Let’s approach trading profitability from first principles.

After 10 years of live trading, I’ve been thinking deeply about how to build a logic-based, probabilistic trading model — and finally have a clear problem statement.

📌 But before jumping into solutions, I want to ask:
Does this problem statement make sense?
If we solve it, does it logically lead to a profitable edge?

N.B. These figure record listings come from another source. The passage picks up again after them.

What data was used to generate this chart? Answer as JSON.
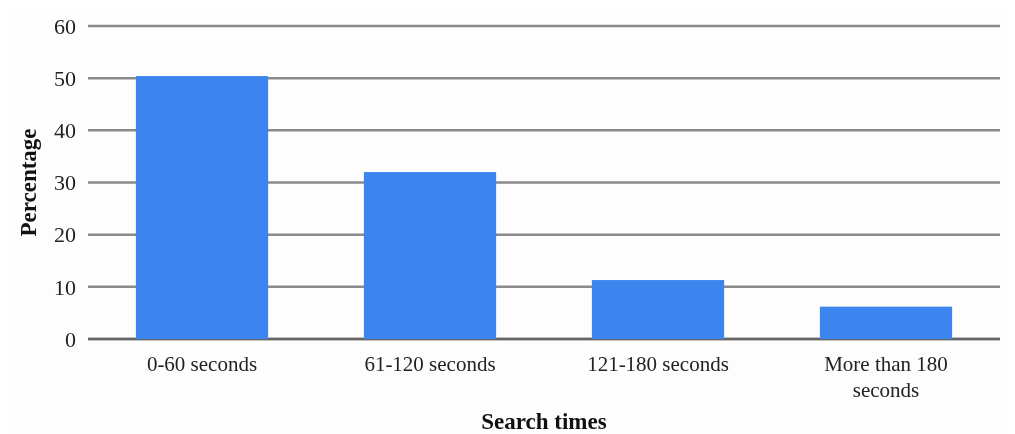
{
  "chart_data": {
    "type": "bar",
    "xlabel": "Search times",
    "ylabel": "Percentage",
    "categories": [
      "0-60 seconds",
      "61-120 seconds",
      "121-180 seconds",
      "More than 180 seconds"
    ],
    "values": [
      50.4,
      32,
      11.3,
      6.2
    ],
    "color": "#3d85ee",
    "ylim": [
      0,
      60
    ],
    "yticks": [
      0,
      10,
      20,
      30,
      40,
      50,
      60
    ],
    "grid": "y"
  }
}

🧩 The Setup: 5 Variables and 2 Rules

We are trading in any liquid market: CFDs, stocks, crypto, etc.

🎯 The 5 Variables:
• X = Entry level
• Y = Take profit level
• Z = Stop loss level
• P = Probability that price hits Y after X → P(Y | X)
• L = Probability that price hits Z after X → P(Z | X)

✅ Rule 1:

|X – Y| > |X – Z|
→ Ensures a Reward > Risk (R:R > 1)

✅ Rule 2:

P(Y | X) > P(Z | X)
→ Ensures Target is statistically more likely than Stop

🧠 The Problem Statement:

Find combinations of (X, Y, Z, P, L) that satisfy Rule 1 and Rule 2.

If both are true, the setup has positive expected value:

EV = P(Y | X) × |Y − X| − P(Z | X) × |X − Z| > 0

That’s it — clean, testable, logic-based.

Would love your thoughts.
• Does this problem definition hold up mathematically?
• Would solving this system — even partially — lead to a trading edge?